Yo no conozco el pueblo donde nació mi mamá precisamente por la violencia. Nunca quise ir, de todo lo que me contaron cuando niña

La minería fue un gran sustento económico en la zona desde finales del siglo XIX. Solo entre 2016 y 2021 se intervinieron 499 minas en el departamento del Chocó; se destruyeron 146 dragas y 44 retroexcavadoras, según la información de la Policía Nacional a El Espectador. Pero el negocio ilegal también atrajo guerrillas y violencia. El Chocó, además del abandono estatal, ha sido históricamente una de las zonas con mayor presencia de grupos armados al margen de la ley. Es uno de los puntos más calientes del país.

Muchas de estas mujeres recuerdan jornadas interminables desde los 12 años de búsqueda del metal preciado. “A uno no le daba ni hambre. Cuando había qué sacar, pasaba todo el día y ni hambre le daba a uno”, dice Roleo. En cada encuentro, vuelven a los recuerdos que escondieron para sobrellevar la ciudad. El pasado de la infancia de Padilla no es tan amable: “Yo no conozco el pueblo donde nació mi mamá precisamente por la violencia. Nunca quise ir, de todo lo que me contaron cuando niña”.

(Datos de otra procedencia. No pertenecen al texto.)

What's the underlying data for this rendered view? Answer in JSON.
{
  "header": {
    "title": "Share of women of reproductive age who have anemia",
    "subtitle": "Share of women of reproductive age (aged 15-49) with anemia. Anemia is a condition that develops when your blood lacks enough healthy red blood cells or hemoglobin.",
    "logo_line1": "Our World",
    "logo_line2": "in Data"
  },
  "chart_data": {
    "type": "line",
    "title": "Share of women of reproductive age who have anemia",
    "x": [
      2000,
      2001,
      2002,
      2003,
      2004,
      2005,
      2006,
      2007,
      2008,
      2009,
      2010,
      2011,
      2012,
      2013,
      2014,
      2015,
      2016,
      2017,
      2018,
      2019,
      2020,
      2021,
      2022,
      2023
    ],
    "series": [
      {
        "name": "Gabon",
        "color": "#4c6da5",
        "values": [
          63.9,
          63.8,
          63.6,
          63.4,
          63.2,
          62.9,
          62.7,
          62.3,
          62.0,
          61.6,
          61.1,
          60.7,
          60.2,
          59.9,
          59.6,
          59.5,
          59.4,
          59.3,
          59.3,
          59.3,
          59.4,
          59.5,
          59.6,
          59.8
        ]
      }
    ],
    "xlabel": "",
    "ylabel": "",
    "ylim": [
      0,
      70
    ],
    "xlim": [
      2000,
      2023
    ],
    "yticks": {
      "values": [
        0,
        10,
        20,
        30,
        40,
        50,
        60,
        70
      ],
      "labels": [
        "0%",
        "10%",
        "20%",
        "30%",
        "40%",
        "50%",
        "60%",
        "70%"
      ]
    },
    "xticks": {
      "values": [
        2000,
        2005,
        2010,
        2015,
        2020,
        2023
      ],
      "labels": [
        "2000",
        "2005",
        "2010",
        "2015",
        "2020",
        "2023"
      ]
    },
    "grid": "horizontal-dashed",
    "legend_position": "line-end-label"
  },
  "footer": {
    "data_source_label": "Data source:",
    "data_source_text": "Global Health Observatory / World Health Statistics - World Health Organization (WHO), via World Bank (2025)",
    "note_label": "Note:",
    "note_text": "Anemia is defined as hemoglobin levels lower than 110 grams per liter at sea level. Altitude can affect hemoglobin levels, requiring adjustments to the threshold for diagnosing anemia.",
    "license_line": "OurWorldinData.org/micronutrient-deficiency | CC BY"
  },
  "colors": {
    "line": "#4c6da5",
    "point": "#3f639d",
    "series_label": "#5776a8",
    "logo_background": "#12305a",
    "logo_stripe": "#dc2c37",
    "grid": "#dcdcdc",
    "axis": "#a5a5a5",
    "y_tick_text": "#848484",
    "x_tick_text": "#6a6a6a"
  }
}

Las historias de feminicidios, desapariciones, amenazas y acoso se acumulan entre los conocidos y los familiares de las orilleras. Yeniffer Pino Padilla, su hija de 32 años, trabaja en una de las comunidades como auxiliar de enfermería y ha visto cómo todo se ha puesto “más y más feo” con los años: “Ellos le dicen a uno, ‘seño, la comunidad está amenazada esta semana’ o ‘seño, vamos a cerrar la vía, no entre’. Eso es normal”.

A Suley le pidieron que “neutralizara” el acento por primera vez cuando se mudó a Bogotá. “Sentí algo muy duro; tenía que parecerme a ellos para ser aceptada”

Por eso el éxodo rural es una constante. Por la falta de oportunidades en el campo y por el miedo. “Las mujeres chocoanas necesitan explorar herramientas que las distancie de la violencia de género, la inequidad y la discriminación en la que habitan día a día”, cuenta Suley, quien también defiende la necesidad de reconocer el territorio y la historia que cuenta y que va construyendo la memoria colectiva. “Aquí el centro son ellas. Ni sus maridos, ni sus hijos, ni sus nietos. Son ellas como mujeres negras y poderosas”.

La tarde empieza a oscurecer en esta vereda que suena a salsa desde un parlante vecino. El olor a salchipapas y los hijos de estas mujeres sentadas en círculo se cuelan en la conversación que salta desde los chismes del barrio, hasta los traumas de la infancia o las conquistas amorosas. Se ríen a carcajadas, se interrumpen y anclan una historia con otra. Son coquetas, ruidosas y robustas. Y están orgullosas de serlo. “Estas somos nosotras”, dice Perlaza. “El grupo de las orilleras es para eso, para resignificar lo que supuestamente nos define”, enfatiza Padilla. “Y rescatar lo bonito de la expresión y de venir de la orilla”.